TRAVIS LONG - tlong@newsobserver.com
Thom Tillis, N.C. Speaker of the House, talks with News & Observer reporters and members of the editorial board, Wednesday, July 7, 2011, at the paper.
RALEIGH -- Republicans in the N.C. House will not give up on key bills that the governor vetoed, Speaker Thom Tillis said Wednesday, promising overrides if they can muster enough votes during the four days the General Assembly will be in session later this month.
That was one of several topics Tillis covered in a meeting with reporters and editors at The News & Observer as part of his tour of the state's newspapers to tout the legislature's accomplishments and talk about what's ahead.

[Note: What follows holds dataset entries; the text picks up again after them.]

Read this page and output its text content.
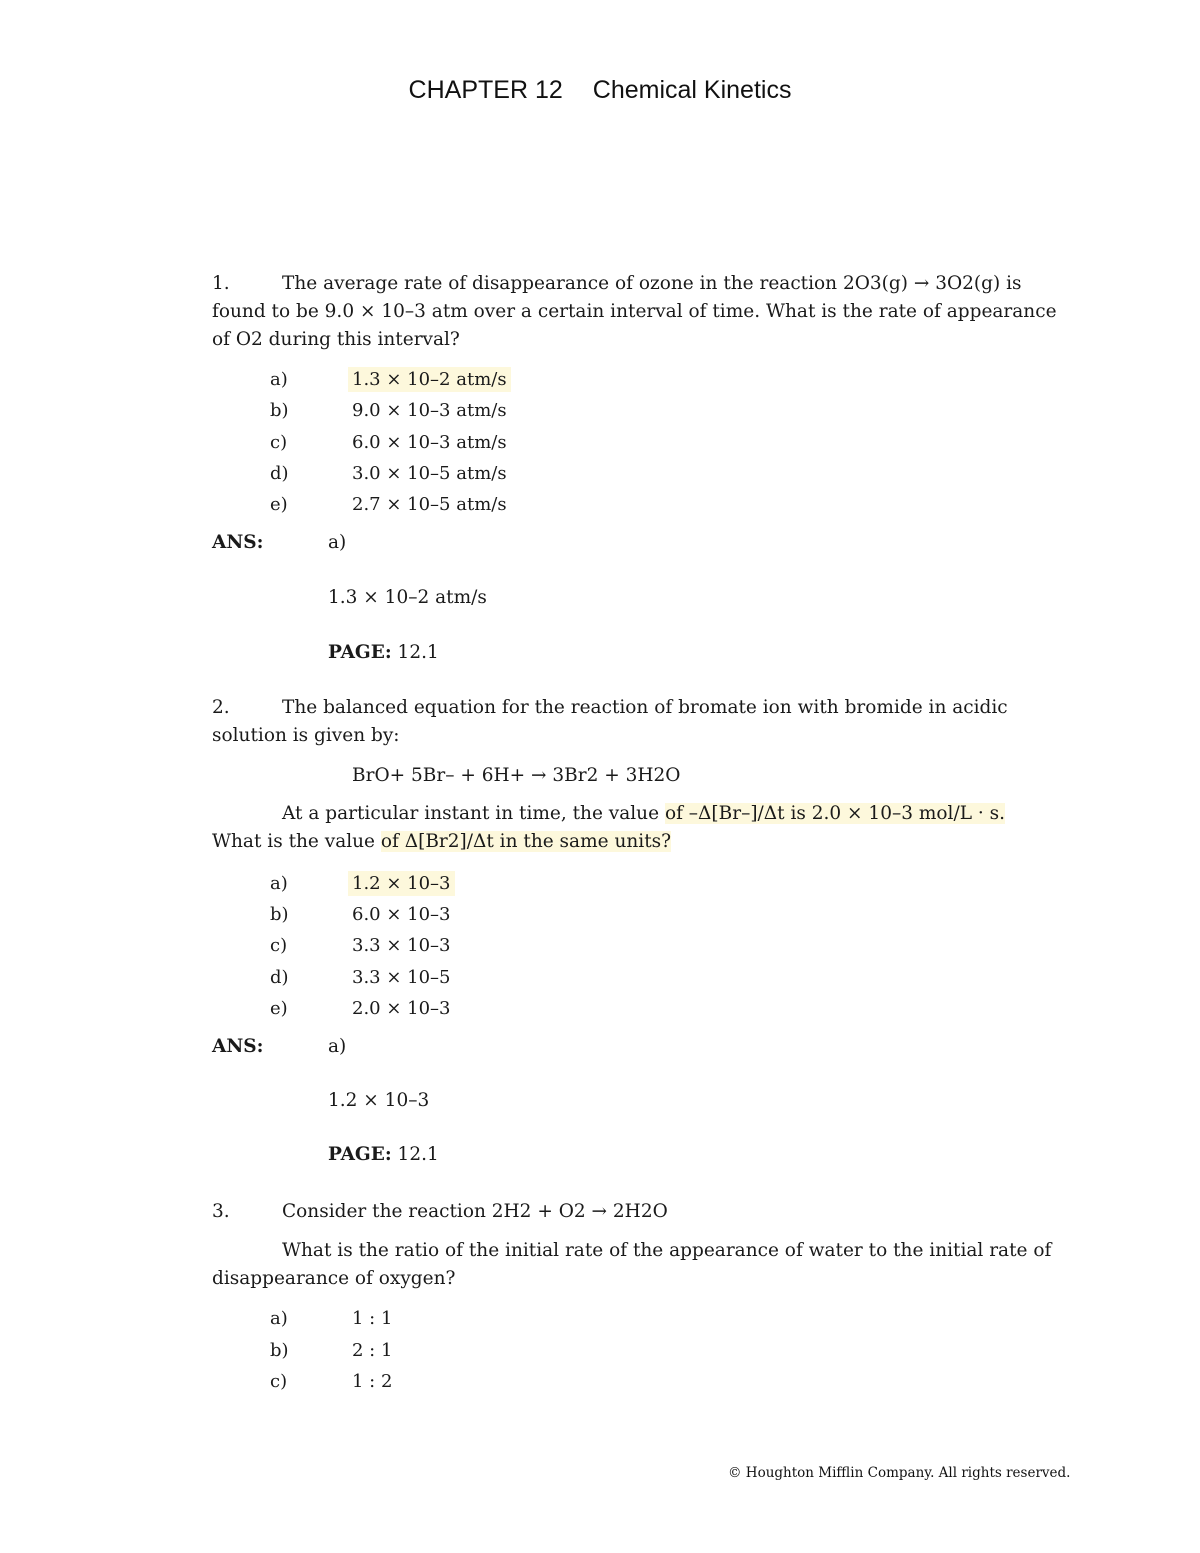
CHAPTER 12 Chemical Kinetics
1.	The average rate of disappearance of ozone in the reaction 2O3(g) → 3O2(g) is
found to be 9.0 × 10–3 atm over a certain interval of time. What is the rate of appearance
of O2 during this interval?
a)	1.3 × 10–2 atm/s
b)	9.0 × 10–3 atm/s
c)	6.0 × 10–3 atm/s
d)	3.0 × 10–5 atm/s
e)	2.7 × 10–5 atm/s
ANS:	a)
1.3 × 10–2 atm/s
PAGE: 12.1
2.	The balanced equation for the reaction of bromate ion with bromide in acidic
solution is given by:
BrO+ 5Br– + 6H+ → 3Br2 + 3H2O
At a particular instant in time, the value of –Δ[Br–]/Δt is 2.0 × 10–3 mol/L · s.
What is the value of Δ[Br2]/Δt in the same units?
a)	1.2 × 10–3
b)	6.0 × 10–3
c)	3.3 × 10–3
d)	3.3 × 10–5
e)	2.0 × 10–3
ANS:	a)
1.2 × 10–3
PAGE: 12.1
3.	Consider the reaction 2H2 + O2 → 2H2O
What is the ratio of the initial rate of the appearance of water to the initial rate of
disappearance of oxygen?
a)	1 : 1
b)	2 : 1
c)	1 : 2
© Houghton Mifflin Company. All rights reserved.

The Mecklenburg County Republican previously said the House would attempt to override Gov. Bev Perdue's veto of the voter identification bill. On Wednesday, he said a decision about whether to take on the abortion bill - requiring a 24-hour wait and an ultrasound test - is being discussed with members of both parties now. Perdue vetoed 15 bills, a historic number, that came out of this session. For the first time in 140 years, the session was controlled by a Republican majority in the House and Senate. Most of the vetoes are likely to stand unchallenged.
"We will take up any veto where we have a high degree of certainty that we have the votes for it," Tillis said. "We will not extend the session for the purpose of overriding vetoes. We'll be out of there in four days."
The main reason the General Assembly is reconvening is to debate and vote on new districts for members of Congress and the General Assembly. That will happen fromJuly 25 to 28, after House and Senate redistricting committees hear presentations on the proposed maps in sessions that begin July 21 and run through that weekend.
Tillis said politics will have less to do with redistricting than will the requirements of the federal Voting Rights Act, case law and the state Constitution. Once lawmakers have finished with redistricting, they will reconvene again in September to take up a proposed constitutional amendment banning gay marriage.
Tillis also said one of the first tasks of the Government Operations Oversight Committee this fall will be to evaluate how school superintendents across the state handled budget cuts. He said the legislature provided enough money to hire teachers in kindergarten through third grade. But superintendents will have to find other ways to make cuts required by the reduced state budget, and report back to the General Assembly at the end of August.
If local school districts don't hire those early-grade teachers, Tillis said, "they better have a good reason for it and it better be consistent with our emphasis on K through 3 development."
He said some children who haven't received the education they need early in life are being wasted as productive members of society.
"I'm absolutely certain that some number of those people who are being lost were lost before they ever get out of third grade," Tillis said. "They didn't have early childhood development opportunities. They didn't have the core ability to read by third grade. They didn't have the skills they needed to be educated past third grade."
Still, he said, lawmakers didn't want to mandate how to ensure those opportunities are provided. Rather, he said, they wanted to shift that responsibility to the superintendents.
He disagreed that there was a disconnect between that goal and the reality of the General Assembly's education budget cuts, which include reductions in funding for early childhood programs. He said the budget as a whole, including the goal of reducing student-teacher ratios, should accomplish it.
But House Minority Leader Joe Hackney, a Democrat from Orange County, called Tillis' remarks "doublespeak."
"The superintendents are doing the best they can in a terrible situation," Hackney said. "They were given teaching jobs and teaching assistant jobs in the budget, then they were given a huge discretionary cut on top of it with no place to go to get those cuts except teacher jobs and teacher assistant jobs in many cases."
Tillis is using his visits to the state's newspapers to tout the session's accomplishments. He said there was little dissension among the ranks of Republicans, and that helped streamline the process and led to the shortest "long" session in 30 years, with a focus on job creation.
"I'm very proud of what we've accomplished in this session," he said, adding that as a management consultant "I don't know if I've ever seen the amount of change occur and still have a very productive, very functional organization from the beginning."
Hackney called it a "terrible session for North Carolina."
"Instead of creating jobs or trying to create jobs what they did was ending up cutting jobs," Hackney said. "More importantly, cutting many of them in the critical areas that make North Carolina so attractive to business, and to make you want to come to school here and live here. They cut 3,000 or so jobs in the university system, we don't know how many yet in the public schools. The number is going to be north of 20,000 before it's over. It's going to have a negative ripple effect through the economy."